Changes in a final rule aimed at strengthening mental health coverage weren’t enough to win over industry groups subject to the new requirements, with one employer group signaling that it’s willing to sue.

The rule (RIN: 1210-AC11) released Monday from the Health and Human Services, Labor, and Treasury departments requires health plans to conduct detailed analyses of their mental health benefits amid a national surge in mental health needs and an ongoing shortage of mental health providers.

Lawsuits to block regulations pose a greater threat to the administration in the wake of the US Supreme Court’s June decision in Loper Bright Enterprises v. Raimondo, which overturned the longstanding Chevron doctrine of deferring to agencies’ reasonable interpretations of ambiguous laws.

The Biden administration walked back some of the original proposal’s requirements for employers and plan sponsors, but industry groups still insist that complying with the rule is too difficult.

The ERISA Industry Committee, or ERIC, has warned of potential legal action, saying the rule “goes far beyond Congress’s clear intent.”

“As ERIC evaluates this rule and assesses the implications for its member companies, we will consider all possibilities to prevent further harm to employers offering behavioral health benefits, and the employees and families who count on them – up to and including litigation,” the group said in a statement.

Administration officials Sept. 6 said they were confident the rule is “consistent with all applicable law.”

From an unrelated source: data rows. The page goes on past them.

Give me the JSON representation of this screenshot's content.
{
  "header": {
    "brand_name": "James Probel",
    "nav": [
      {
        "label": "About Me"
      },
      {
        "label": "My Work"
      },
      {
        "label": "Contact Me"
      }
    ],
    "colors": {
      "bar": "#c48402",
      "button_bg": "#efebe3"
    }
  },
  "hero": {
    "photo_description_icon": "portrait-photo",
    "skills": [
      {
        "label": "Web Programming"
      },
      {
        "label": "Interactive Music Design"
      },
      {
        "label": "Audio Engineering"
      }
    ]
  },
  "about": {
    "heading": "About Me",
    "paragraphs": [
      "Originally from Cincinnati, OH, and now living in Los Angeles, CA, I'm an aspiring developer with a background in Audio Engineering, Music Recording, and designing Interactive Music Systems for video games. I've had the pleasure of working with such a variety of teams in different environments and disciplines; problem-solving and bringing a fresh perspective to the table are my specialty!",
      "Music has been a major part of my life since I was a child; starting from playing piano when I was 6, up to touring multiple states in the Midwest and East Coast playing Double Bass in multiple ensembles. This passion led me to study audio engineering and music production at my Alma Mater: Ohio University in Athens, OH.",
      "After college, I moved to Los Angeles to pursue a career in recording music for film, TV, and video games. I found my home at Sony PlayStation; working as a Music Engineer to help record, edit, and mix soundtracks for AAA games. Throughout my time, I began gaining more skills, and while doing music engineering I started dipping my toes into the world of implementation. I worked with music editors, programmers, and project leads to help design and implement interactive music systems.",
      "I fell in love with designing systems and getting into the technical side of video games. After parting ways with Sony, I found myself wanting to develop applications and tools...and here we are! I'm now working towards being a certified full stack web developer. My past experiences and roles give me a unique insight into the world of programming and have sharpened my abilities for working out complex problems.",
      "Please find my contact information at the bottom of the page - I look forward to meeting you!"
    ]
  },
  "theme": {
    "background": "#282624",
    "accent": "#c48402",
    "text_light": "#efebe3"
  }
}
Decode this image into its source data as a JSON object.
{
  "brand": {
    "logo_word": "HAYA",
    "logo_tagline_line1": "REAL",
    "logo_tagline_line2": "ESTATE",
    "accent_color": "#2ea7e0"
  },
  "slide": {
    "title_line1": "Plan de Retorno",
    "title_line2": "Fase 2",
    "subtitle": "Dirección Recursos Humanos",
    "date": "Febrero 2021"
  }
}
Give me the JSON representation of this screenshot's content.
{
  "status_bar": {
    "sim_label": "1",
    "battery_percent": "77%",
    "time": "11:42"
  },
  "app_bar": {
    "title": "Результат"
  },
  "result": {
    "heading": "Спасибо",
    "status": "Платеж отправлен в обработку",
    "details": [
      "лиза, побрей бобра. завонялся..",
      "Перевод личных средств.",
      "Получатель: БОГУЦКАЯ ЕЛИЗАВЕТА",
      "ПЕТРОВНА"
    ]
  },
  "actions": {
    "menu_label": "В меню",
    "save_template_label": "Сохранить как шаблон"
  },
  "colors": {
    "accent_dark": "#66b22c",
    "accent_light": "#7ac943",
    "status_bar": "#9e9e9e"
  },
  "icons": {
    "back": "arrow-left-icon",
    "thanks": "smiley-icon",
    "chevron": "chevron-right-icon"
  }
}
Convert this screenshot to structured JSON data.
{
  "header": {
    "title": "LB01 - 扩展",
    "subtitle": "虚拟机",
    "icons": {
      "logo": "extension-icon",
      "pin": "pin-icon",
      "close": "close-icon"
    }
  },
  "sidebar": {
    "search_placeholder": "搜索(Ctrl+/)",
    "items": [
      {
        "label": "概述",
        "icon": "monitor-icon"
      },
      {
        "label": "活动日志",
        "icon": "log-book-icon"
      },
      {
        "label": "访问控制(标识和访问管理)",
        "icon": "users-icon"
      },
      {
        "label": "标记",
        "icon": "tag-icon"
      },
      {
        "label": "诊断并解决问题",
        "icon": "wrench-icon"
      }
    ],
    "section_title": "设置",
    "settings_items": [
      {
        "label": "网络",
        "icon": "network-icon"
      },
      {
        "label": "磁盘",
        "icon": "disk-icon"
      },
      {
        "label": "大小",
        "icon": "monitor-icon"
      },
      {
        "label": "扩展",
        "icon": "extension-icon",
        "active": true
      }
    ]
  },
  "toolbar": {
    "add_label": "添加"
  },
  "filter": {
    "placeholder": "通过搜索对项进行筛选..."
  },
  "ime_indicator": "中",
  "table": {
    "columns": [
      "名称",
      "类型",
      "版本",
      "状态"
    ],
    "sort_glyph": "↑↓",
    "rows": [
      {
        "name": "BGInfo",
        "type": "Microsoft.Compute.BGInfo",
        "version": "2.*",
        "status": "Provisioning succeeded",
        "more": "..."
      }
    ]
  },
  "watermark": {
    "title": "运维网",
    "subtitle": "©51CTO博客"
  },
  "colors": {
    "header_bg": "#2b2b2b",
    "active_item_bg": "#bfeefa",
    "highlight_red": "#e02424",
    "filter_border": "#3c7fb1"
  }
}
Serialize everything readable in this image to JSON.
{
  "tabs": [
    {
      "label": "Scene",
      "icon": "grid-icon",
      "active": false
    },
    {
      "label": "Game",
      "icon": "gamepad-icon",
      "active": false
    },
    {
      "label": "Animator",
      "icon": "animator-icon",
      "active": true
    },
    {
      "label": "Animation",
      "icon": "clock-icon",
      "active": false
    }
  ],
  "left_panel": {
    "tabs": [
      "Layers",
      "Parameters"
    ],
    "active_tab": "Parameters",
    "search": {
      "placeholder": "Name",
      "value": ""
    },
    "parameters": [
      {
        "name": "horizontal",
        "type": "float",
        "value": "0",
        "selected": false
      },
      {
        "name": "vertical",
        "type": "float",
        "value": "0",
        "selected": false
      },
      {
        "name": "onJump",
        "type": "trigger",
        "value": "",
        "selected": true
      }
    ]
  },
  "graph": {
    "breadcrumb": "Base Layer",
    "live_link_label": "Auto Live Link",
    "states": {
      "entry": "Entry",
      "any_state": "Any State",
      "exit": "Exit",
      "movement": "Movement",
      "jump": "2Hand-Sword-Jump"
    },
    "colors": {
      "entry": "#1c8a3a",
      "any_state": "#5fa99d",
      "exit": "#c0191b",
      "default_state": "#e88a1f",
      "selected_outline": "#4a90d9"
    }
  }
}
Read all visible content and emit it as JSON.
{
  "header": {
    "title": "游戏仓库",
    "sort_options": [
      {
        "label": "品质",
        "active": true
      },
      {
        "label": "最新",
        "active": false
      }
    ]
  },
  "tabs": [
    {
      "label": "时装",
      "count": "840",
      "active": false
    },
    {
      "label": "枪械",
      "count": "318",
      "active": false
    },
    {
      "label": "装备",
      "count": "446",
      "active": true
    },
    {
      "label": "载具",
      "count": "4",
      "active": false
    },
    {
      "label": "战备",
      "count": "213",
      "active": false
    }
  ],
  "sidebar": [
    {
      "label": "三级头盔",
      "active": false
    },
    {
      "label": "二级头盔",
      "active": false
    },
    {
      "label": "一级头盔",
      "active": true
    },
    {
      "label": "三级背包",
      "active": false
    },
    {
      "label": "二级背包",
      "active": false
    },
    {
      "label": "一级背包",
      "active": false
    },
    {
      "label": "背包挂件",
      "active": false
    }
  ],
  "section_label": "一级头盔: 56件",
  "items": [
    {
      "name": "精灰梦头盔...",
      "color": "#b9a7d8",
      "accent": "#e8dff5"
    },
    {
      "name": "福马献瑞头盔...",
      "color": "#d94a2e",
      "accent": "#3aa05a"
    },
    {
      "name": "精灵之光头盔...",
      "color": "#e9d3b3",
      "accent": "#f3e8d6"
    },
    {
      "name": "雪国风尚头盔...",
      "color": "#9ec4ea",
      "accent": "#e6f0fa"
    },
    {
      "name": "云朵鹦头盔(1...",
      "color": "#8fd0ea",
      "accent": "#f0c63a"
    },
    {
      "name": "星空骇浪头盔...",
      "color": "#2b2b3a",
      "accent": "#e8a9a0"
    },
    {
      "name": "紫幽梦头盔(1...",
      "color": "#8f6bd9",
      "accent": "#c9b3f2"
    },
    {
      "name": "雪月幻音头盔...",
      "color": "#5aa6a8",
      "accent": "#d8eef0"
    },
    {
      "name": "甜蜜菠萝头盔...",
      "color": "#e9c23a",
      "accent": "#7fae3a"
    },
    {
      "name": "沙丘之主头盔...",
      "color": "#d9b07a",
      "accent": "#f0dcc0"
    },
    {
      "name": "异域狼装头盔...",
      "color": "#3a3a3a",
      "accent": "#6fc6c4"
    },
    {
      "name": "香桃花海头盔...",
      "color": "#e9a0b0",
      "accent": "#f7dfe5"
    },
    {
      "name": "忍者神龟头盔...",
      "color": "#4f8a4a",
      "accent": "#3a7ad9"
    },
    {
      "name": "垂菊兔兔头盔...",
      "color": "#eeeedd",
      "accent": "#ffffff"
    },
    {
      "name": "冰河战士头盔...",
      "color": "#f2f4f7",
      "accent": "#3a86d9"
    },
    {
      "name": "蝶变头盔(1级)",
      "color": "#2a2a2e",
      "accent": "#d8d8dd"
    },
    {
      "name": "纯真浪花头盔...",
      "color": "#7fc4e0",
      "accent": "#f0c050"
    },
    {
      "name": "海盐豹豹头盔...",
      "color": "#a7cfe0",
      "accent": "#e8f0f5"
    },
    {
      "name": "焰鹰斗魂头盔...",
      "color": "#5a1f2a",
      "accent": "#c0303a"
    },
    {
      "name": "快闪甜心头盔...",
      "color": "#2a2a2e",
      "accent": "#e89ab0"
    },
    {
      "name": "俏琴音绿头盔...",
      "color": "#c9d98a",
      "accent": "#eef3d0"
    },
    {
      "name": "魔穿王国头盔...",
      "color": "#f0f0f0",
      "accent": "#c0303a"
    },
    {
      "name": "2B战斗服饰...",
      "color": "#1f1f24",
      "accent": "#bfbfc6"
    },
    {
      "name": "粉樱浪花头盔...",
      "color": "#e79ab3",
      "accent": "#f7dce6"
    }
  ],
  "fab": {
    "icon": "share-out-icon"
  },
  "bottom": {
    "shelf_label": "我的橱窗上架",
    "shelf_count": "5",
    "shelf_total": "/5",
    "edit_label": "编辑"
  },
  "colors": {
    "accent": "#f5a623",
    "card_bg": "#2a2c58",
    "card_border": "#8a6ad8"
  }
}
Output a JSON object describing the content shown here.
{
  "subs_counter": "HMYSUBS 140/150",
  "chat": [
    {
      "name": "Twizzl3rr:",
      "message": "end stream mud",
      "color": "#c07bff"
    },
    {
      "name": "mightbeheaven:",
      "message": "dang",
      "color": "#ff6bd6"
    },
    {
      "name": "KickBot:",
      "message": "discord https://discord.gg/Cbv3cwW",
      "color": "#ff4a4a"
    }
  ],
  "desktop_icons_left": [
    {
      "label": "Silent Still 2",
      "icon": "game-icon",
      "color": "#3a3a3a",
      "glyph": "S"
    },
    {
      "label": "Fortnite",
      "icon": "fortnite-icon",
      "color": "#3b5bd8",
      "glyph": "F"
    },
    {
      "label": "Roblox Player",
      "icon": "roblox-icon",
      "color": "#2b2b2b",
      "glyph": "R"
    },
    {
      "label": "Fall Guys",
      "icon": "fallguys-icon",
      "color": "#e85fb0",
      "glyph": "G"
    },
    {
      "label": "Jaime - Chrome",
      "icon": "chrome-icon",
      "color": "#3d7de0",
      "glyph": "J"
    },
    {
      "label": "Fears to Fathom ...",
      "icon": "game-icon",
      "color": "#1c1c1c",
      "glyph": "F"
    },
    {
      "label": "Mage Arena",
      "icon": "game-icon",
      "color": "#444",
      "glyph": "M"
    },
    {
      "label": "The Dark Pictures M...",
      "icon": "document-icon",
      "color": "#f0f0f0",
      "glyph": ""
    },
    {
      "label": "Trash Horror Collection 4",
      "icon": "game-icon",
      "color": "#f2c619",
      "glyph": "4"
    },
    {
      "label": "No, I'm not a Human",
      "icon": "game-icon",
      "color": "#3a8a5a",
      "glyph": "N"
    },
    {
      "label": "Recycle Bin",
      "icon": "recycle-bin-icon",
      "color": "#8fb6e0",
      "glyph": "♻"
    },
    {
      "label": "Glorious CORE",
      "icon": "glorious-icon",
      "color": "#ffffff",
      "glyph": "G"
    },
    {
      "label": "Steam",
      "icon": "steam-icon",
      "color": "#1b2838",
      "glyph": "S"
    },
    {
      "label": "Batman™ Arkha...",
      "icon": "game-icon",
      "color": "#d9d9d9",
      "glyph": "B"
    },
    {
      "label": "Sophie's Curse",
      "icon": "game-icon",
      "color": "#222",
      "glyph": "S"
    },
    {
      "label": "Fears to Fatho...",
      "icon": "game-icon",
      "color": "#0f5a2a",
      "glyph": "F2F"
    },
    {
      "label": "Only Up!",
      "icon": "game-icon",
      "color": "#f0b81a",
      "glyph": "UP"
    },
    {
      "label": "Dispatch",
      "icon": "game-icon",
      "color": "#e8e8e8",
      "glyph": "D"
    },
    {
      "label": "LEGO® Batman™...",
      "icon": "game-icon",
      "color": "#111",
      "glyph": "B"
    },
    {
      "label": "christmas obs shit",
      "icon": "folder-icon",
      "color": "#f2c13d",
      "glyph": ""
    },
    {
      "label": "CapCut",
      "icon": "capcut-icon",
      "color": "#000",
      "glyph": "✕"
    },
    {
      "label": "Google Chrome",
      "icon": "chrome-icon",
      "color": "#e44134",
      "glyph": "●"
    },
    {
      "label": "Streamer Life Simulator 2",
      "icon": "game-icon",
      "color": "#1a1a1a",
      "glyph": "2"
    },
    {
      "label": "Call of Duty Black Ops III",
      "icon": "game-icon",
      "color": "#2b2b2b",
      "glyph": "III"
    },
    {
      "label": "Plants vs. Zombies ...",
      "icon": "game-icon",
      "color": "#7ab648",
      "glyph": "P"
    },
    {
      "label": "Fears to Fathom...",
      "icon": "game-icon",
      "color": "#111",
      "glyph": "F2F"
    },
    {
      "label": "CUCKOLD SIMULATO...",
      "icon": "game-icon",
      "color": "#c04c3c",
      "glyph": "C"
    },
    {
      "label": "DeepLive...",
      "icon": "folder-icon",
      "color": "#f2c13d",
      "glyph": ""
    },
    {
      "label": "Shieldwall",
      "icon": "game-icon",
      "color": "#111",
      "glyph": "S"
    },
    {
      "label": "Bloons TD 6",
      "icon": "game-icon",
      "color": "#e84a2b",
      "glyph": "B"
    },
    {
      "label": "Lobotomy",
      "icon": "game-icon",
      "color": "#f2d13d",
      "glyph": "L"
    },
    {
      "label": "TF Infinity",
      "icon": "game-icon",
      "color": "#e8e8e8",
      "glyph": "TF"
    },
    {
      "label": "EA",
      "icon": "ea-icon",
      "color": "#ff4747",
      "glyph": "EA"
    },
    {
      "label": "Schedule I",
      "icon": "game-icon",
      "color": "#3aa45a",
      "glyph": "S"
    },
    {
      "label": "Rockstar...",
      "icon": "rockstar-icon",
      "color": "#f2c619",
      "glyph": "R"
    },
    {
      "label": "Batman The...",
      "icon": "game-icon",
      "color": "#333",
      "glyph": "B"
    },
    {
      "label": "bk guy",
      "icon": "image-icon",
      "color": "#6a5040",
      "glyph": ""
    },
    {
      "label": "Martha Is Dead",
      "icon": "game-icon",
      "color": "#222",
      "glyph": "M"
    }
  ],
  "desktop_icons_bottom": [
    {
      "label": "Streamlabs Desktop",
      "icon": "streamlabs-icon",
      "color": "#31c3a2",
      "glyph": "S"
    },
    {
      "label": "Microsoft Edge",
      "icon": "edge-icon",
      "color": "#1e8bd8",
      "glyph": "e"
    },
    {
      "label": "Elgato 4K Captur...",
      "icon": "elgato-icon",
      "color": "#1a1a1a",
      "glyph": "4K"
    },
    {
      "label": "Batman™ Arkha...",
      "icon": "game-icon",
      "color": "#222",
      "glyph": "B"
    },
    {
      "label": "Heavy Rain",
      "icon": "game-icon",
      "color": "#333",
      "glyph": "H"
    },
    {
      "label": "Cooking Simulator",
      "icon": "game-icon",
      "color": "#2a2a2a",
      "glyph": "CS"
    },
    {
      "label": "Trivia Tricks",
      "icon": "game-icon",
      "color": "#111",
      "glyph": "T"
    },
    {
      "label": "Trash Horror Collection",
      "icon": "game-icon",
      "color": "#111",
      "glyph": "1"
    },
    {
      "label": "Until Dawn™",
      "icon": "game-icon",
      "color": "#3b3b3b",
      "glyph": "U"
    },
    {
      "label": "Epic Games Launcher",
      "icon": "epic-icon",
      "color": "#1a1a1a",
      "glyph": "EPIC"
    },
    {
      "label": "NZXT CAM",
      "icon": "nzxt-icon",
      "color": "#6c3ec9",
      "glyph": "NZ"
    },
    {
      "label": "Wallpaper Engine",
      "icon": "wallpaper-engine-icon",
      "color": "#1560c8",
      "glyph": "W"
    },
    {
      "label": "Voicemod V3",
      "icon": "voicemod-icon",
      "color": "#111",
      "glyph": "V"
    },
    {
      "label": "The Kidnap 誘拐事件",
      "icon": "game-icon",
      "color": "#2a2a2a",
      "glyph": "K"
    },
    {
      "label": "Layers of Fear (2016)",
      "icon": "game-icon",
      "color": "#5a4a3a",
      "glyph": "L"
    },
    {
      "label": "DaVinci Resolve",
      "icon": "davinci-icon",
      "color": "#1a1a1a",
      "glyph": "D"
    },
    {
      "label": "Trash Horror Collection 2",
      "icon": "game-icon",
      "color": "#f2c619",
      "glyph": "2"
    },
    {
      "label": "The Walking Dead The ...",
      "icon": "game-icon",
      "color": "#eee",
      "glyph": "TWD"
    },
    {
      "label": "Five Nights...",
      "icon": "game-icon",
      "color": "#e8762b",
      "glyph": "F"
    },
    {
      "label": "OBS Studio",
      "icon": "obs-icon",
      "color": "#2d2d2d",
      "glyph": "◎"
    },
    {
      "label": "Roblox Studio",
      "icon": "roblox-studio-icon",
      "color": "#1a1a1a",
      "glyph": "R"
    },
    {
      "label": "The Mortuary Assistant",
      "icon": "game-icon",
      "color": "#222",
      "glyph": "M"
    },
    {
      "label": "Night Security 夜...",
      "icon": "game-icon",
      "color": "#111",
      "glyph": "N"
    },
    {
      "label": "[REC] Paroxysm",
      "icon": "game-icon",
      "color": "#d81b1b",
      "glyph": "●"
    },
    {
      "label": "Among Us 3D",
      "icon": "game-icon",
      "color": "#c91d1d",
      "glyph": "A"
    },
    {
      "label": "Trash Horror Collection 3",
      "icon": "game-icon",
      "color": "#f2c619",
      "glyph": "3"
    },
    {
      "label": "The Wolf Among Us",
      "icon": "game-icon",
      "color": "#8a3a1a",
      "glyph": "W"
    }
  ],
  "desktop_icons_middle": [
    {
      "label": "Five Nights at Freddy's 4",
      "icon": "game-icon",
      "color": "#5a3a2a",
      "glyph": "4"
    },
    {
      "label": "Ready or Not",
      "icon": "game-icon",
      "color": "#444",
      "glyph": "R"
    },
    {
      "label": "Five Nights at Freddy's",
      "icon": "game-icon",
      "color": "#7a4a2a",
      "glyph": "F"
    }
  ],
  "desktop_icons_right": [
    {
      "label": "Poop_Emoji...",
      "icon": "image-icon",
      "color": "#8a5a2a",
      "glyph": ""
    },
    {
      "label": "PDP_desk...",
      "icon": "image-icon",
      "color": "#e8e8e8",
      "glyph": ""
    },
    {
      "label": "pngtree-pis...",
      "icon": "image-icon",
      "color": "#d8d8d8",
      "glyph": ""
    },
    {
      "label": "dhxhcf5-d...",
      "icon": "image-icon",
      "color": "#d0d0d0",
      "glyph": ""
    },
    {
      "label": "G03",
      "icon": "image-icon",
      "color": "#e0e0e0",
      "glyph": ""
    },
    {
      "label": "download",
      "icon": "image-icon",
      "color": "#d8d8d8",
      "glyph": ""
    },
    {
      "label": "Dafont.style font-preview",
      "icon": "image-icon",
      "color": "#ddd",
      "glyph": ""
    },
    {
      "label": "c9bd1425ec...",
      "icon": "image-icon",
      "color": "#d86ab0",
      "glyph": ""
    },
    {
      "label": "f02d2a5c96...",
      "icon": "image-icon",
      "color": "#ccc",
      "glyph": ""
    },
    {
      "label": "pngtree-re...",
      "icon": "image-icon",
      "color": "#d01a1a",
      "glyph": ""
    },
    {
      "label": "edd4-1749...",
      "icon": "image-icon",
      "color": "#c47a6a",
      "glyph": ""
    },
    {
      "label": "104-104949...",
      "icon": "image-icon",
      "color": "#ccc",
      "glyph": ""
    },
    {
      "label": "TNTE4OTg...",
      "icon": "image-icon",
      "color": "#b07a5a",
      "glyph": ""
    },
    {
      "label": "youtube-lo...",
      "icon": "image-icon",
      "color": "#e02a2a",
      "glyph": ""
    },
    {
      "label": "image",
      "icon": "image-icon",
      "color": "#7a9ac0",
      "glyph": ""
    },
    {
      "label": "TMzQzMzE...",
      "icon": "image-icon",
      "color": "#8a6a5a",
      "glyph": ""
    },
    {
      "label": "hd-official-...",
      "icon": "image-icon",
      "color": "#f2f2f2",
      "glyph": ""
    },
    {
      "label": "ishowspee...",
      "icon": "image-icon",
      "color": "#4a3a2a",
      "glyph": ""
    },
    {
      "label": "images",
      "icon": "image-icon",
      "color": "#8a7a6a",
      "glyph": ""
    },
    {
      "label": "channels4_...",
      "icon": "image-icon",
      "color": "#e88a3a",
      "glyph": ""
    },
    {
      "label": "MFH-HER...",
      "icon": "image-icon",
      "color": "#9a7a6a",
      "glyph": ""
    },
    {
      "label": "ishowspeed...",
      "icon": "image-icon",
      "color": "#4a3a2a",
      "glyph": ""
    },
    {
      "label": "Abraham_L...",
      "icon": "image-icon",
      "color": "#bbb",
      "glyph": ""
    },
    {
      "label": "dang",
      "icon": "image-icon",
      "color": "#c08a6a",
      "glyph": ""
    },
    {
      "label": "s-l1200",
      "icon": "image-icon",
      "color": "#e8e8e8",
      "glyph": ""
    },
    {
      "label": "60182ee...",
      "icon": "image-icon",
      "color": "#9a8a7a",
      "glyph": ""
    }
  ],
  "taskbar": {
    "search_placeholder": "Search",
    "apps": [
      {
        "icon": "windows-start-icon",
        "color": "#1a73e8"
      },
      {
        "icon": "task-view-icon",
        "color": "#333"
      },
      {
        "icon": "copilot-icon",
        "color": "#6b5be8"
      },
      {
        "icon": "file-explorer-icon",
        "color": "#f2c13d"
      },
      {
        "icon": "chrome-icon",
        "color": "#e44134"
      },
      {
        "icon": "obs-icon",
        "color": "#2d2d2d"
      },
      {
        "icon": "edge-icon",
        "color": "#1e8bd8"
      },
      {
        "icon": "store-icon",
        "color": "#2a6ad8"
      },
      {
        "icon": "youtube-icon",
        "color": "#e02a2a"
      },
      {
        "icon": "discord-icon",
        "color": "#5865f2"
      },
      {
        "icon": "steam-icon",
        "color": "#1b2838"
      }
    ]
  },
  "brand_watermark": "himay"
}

ERIC Senior Vice President of Health Policy Melissa Bartlett specifically pointed to two areas of the rule she said could potentially violate the Loper Bright decision, because they’re not outlined in the underlying statute.

One is the rule’s “meaningful benefits” standard, which says that a plan’s mental health benefits offered in any classification must be on par with medical and surgical benefits of the same classification. The other is a provision requiring plans to address “material differences” between its mental and physical benefits.

“As we review the rule, we’ll have greater insights into its consequences and ERIC’s next steps,” Bartlett said in a statement.

Crowell & Moring LLP counsel Alice Hall-Partyka, who represents health-care companies, said she also expects to see lawsuits over the rule.

“In the wake of Loper Bright we’re seeing a lot of rules being challenged and a different standard being applied to rules generally,” she said.

Creating ‘New Blanks’

Supporters of the rule say it’s needed to ensure access to mental health care and substance use disorder treatment.

“Mental illnesses are closely linked to physical health problems, such as diabetes, stroke, and heart disease,” said House Committee on Education and the Workforce ranking member Bobby Scott (D-Va.). “Conversely, chronic physical illnesses can increase the risk of mental illnesses.”

The rule creates new standards around “non-quantitative treatment limitations,” like “prior authorizations” that require patients to obtain approval from health plans for a drug or service.

“The challenge anytime you fill in the blanks is that often you create new blanks,” said Shawn Griffin, president and CEO of accreditation company URAC.

The final rule omits a mathematical test the administration previously proposed that would have required health plans to compare their spending on medical and surgical benefits to spending on mental health benefits.

The rule does, however, maintain the general requirement that plans cannot impose restrictions on mental health coverage that exceed the predominant restriction used in two-thirds of its medical and surgical benefits.

The test could preclude plans from imposing treatment limitations altogether, said Hall-Partyka, though the elimination of the math test makes things easier. The calculation didn’t make sense when “non-quantitative treatment limitations are non-quantitative in nature,” she said.

“It’s really hard to think about how you apply that test,” she said.

But the tweak may not be enough to satisfy employers or insurance companies. America’s Health Insurance Plans, the Association for Behavioral Health and Wellness, the Blue Cross Blue Shield Association, and ERIC released a joint statement Monday saying the rule will raise costs and reduce access.

“Instead of expanding the workforce or meaningfully improving access to mental health support, the final rule will complicate compliance so much that it will be impossible to operationalize, resulting in worse patient outcomes,” the group said.